Além de motivos óbvios, como promover igualdade e justiça sociais, investir em educação e políticas públicas anticoloniais e antirracistas também se mostra vital para o futuro da economia portuguesa, defendem.
Para Costa, a administração pública precisa priorizar a sensibilização, a criação de campanhas e a produção de dados oficiais para combater mitos, preconceitos e estereótipos a respeito da imigração.
A coordenadora do Migraidh lançou luz sobre a responsabilidade dos consulados e das embaixadas de produzir e incentivar práticas que sejam disseminadoras da igualdade e coíbam violações de direitos.
Ao evocar uma famosa frase do educador Paulo Freire, a pesquisadora destacou a importância de criar políticas públicas para desconstruir a ideologia hegemônica que justifica a violência e a subjugação de um grupo em prol da manutenção de privilégios de uma minoria.

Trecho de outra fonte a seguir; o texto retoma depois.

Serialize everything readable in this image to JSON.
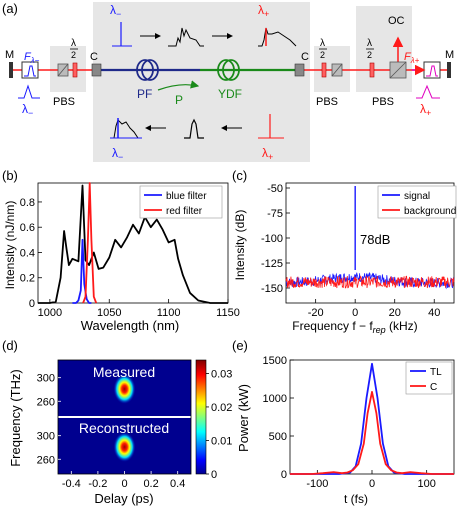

"'Quando a educação não é libertadora, o sonho do oprimido é ser o opressor', então a gente pode trazer isso para um canto da consciência. Acho que está muito no campo dos estudos sobre violência, pensar como é possível alguém que sofreu racismo produzir racismo, alguém que sofreu violência no campo da segurança produzir violência e, portanto, ser aberto a um discurso de armamento, por exemplo", concluiu a pesquisadora.